Some policymakers have already had notable success with wellness-based approaches to public health. Oklahoma City famously went from the "fattest" to the "fittest" list in 2012 when its residents, led by the once-portly Mayor Mick Cornett, collectively shed a million pounds and recorded their progress on a website devoted to the project. In 2014, Austin, Texas, worked with Children's Optimal Health, an Austin-based nonprofit, to map body mass index and cardiovascular fitness scores and convene educators, health experts and community members. Other interventions in communities around the country -- such as soda taxes, calorie "nudges" and bike-sharing programs --- have shown tremendous promise for improving public health.
Just as new diagnostic tools, fitness apps, digital monitoring devices and DNA breakthroughs are changing personal health with new data, public health is undergoing a revolution in the way it approaches epidemiology.
Censuses and anecdotal data -- the policymaker's stethoscope and tongue depressor -- are being supplemented with the information bounty of the Internet of Things, data dashboards and social media. We've profiled a number of these developments on our Data-Smart City Solutions website: how social media is guiding restaurant health inspections, how vacancy rates can predict outbreaks of Zika and how GPS-equipped inhalers are tracking asthma triggered by pollution.
The past few months have introduced a new class of data tools to assist policymakers in their quest to make communities healthier and more productive, tools that access new data sources using sophisticated statistical analysis.
Last November, for example, Blue Cross Blue Shield launched its Health Index, which analyzes the claims of 40 million commercially BCBS insured members across 200 health condition categories. The BCBS metric allows counties to compare themselves with demographically similar counterparts and pinpoint major threats to public health. A county that learns that it has a disproportionately high incidence of hypertension or diabetes, for example could not only investigate the root causes but also could also address diet, exercise and land use as well as treatment options.

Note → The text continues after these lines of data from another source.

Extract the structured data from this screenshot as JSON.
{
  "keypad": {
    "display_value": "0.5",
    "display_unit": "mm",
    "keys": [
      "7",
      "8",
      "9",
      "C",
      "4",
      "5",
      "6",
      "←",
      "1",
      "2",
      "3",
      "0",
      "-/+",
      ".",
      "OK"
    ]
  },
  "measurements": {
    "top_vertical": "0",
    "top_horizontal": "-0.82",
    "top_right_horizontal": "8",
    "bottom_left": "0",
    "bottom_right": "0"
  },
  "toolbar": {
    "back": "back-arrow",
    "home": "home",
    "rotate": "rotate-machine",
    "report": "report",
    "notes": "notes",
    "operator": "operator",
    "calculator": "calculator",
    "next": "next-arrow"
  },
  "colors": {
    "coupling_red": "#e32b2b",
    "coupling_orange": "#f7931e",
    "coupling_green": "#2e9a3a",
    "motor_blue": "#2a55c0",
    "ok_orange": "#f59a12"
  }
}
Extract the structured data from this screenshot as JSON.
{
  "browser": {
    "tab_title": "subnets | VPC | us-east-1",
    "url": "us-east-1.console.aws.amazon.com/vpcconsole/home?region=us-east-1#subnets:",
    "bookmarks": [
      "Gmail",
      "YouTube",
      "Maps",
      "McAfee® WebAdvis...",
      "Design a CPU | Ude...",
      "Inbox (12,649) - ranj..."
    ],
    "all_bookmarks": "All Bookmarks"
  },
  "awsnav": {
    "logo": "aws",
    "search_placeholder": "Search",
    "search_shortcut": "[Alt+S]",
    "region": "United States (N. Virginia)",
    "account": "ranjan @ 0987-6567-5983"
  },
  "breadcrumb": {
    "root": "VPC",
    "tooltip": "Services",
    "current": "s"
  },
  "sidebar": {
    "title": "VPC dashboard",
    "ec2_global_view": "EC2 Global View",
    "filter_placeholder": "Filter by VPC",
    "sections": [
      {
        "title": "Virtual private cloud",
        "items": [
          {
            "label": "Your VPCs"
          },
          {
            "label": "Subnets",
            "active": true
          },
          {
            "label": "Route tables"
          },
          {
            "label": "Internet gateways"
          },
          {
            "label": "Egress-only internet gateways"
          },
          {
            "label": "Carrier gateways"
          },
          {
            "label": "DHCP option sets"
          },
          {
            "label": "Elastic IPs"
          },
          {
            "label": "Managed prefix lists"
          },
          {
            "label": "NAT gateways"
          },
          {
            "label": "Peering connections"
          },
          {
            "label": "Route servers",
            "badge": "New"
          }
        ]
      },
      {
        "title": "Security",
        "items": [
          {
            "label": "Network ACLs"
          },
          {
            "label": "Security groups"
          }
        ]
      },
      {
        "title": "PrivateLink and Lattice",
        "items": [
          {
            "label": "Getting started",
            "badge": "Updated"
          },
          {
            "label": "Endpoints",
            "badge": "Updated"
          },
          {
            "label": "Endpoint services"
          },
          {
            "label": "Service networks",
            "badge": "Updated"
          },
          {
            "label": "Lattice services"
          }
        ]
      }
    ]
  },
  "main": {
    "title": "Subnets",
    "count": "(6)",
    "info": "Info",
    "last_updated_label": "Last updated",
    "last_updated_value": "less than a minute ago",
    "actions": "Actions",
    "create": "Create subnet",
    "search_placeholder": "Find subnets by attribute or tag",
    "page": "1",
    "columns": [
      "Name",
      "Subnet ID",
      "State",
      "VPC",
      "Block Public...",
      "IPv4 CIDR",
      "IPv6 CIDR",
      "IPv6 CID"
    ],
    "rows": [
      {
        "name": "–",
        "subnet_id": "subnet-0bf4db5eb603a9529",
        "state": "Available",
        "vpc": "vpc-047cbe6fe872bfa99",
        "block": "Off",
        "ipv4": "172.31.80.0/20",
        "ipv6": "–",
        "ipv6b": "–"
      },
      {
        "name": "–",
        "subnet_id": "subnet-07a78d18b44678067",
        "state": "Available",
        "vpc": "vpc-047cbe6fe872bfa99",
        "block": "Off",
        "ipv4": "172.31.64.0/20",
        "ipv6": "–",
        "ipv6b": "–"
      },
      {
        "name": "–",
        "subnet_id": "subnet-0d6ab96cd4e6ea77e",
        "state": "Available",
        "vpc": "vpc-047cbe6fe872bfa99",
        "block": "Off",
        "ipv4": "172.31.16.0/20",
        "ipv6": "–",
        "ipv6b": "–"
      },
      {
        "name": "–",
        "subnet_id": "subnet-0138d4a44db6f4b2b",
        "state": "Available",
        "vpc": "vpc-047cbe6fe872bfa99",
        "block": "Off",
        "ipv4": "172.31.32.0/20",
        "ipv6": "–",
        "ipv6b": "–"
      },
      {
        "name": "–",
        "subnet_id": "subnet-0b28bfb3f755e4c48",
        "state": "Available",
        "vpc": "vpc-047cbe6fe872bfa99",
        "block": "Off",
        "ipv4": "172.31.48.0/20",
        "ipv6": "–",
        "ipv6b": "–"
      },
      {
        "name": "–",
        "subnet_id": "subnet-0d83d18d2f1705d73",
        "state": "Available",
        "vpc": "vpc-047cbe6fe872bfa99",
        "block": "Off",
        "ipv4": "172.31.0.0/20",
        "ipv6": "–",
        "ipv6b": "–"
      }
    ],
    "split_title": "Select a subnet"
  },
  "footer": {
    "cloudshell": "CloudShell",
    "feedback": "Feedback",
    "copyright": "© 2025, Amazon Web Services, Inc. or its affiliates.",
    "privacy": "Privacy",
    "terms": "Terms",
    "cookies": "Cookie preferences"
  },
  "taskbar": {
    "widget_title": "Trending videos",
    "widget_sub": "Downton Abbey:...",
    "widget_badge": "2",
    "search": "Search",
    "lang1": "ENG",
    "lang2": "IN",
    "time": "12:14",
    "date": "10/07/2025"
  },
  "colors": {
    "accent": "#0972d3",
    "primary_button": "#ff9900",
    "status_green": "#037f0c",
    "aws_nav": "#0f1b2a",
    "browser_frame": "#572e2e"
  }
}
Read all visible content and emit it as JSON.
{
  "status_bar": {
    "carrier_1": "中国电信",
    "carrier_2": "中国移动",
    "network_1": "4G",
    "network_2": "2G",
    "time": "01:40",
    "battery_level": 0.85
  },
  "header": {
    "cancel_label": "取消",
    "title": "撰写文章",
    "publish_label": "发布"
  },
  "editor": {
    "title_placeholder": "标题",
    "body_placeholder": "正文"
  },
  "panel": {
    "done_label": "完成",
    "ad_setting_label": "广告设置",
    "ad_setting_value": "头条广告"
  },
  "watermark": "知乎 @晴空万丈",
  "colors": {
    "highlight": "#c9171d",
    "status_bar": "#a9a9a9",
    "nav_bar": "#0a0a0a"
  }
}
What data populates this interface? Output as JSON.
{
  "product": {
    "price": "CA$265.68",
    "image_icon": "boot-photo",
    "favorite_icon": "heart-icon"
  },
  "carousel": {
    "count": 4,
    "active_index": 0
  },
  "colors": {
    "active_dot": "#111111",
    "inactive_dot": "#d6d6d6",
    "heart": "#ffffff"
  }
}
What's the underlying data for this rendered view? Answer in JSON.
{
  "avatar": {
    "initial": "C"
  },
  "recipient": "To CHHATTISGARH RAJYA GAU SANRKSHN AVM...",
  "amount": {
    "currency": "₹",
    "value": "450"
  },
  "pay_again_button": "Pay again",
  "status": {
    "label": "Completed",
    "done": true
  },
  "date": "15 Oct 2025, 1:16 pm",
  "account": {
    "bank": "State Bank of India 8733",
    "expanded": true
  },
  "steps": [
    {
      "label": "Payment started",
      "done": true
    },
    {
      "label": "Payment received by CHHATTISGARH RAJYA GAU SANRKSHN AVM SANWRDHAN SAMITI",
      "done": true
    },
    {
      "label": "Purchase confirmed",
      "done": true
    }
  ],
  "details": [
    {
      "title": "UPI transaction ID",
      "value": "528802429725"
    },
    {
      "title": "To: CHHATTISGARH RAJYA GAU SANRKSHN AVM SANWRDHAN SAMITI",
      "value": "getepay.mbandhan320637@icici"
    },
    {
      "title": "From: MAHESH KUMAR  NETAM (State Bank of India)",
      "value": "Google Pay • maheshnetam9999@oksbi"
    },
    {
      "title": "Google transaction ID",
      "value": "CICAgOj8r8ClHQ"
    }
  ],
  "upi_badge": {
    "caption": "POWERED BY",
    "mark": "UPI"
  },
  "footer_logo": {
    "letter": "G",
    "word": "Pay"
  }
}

Shortly before the launch of the BCBS index, the Centers for Disease Control rolled out the 500 Cities project in conjunction with the Robert Wood Johnson Foundation and the CDC Foundation. The project uses "small area estimation" methods to identify city- and census-tract-level data that in the past has been obscured by the fact that many cities span multiple counties. This effort represents the vanguard in generating the kind of granular, highly targeted population health data that promises to unlock new insights.
Cities also have worked with the nonprofit sector to come up with an impressive assortment of new tools. The city of Santa Monica, Calif., with the help of a Bloomberg Philanthropies, has produced its own in-house health index, the Wellbeing Project, which promises to help configure local government priorities to address wellbeing. And Data2Go.nyc, created by the nonprofit Measure of America with funding from the Helmsley Charitable Trust, allows users to map a number of New York City-related health variables, such as deaths from cancer or pre-term births, against demographic indicators such as race, income and education level. A holistic understanding of the relation between health and identity is invaluable to policymakers in the fight to ensure that the neediest populations in a city are served.
As these data intensive tools continue to crop up, policymakers will be able to refine their understanding of what really ails the disparate populations of communities across the country. And I expect that the more we can compare and contrast data across indexes like the ones listed here -- creating, in effect, an index of indexes -- the more confident local governments will become in designing better approaches to preventing illnesses and treating them when they do occur.